Eskom chairperson Bobby Godsell recently expressed a lack of faith in the parastatal’s senior management and its capacity to respond effectively to the major challenges it faces.
The Mail & Guardian is in possession of notes Godsell presented to the Eskom board dated October 23.
In these, he highlights a litany of ‘unfinished business” — items taken from the minutes of 16 previous board meetings which he deems ‘incomplete” or ‘late”.
Godsell says the failure of senior management to deal with ‘unfinished business” do not suggest any ‘mal intent” (sic), and he recommends that a chief operating officer be appointed to assist Eskom chief executive officer Jacob Maroga.
In the notes, Godsell says: ‘As noted in a number of board discussions over this last year I am very concerned at the capacity of management to respond both effectively and quickly to the very major challenges now facing Eskom.
‘I have very real concerns on the time, responsibility and stress burden being carried by [Maroga] and his executive team. The concern arises simply from a sense that we are failing to deal decisively with a number of important issues.”
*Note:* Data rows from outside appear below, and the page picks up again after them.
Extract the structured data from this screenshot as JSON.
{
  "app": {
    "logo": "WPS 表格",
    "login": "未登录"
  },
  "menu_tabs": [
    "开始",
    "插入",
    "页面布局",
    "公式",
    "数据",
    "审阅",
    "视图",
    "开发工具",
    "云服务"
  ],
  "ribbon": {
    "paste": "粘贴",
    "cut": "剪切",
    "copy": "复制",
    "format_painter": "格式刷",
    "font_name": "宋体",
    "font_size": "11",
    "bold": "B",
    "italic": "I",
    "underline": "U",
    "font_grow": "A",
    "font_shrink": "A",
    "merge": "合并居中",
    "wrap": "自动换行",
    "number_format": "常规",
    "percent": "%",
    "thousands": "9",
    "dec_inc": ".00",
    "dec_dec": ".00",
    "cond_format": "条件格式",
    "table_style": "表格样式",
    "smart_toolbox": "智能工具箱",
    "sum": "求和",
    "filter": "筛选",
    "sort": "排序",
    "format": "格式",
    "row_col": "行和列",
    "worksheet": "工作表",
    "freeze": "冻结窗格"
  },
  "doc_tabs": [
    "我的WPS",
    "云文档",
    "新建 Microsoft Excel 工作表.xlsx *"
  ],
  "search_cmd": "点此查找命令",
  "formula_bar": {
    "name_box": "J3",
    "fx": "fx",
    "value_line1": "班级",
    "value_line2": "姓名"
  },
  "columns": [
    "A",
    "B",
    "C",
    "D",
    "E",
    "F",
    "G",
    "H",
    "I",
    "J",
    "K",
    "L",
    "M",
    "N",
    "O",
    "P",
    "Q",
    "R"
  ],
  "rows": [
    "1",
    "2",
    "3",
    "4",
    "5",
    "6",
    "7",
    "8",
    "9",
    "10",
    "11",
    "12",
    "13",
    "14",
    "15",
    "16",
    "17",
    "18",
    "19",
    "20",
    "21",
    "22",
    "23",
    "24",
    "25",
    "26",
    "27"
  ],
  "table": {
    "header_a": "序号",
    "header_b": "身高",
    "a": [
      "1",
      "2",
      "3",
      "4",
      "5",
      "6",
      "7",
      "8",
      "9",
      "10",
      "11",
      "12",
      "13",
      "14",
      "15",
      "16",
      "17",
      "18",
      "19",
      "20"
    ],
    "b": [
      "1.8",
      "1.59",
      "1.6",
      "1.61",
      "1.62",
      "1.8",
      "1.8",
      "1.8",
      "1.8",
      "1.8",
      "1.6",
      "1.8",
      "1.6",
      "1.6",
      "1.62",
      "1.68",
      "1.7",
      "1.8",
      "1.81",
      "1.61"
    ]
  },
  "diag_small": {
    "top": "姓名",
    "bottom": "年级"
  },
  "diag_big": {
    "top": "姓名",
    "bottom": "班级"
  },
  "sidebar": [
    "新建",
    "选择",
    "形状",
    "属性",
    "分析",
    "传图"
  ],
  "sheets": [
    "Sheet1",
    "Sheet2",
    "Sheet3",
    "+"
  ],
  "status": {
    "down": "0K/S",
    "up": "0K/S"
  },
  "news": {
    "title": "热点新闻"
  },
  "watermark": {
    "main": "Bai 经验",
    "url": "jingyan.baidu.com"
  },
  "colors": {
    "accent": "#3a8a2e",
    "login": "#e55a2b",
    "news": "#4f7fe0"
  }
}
Godsell’s list of ‘unfinished business” includes a review of the Eskom shareholder compact, the production of a national energy strategy proposal, the production of a long-term financial sustainability strategy, a review of Eskom’s support for the pebble-bed modular reactor project, and a discussion of long-term coal contracts.
Additional ‘unfinished business” includes a retrenchment analysis report, a report on the potential sale of Eskom’s non-core assets, the production of a bad debts management strategy and the production of a free basic electricity strategy.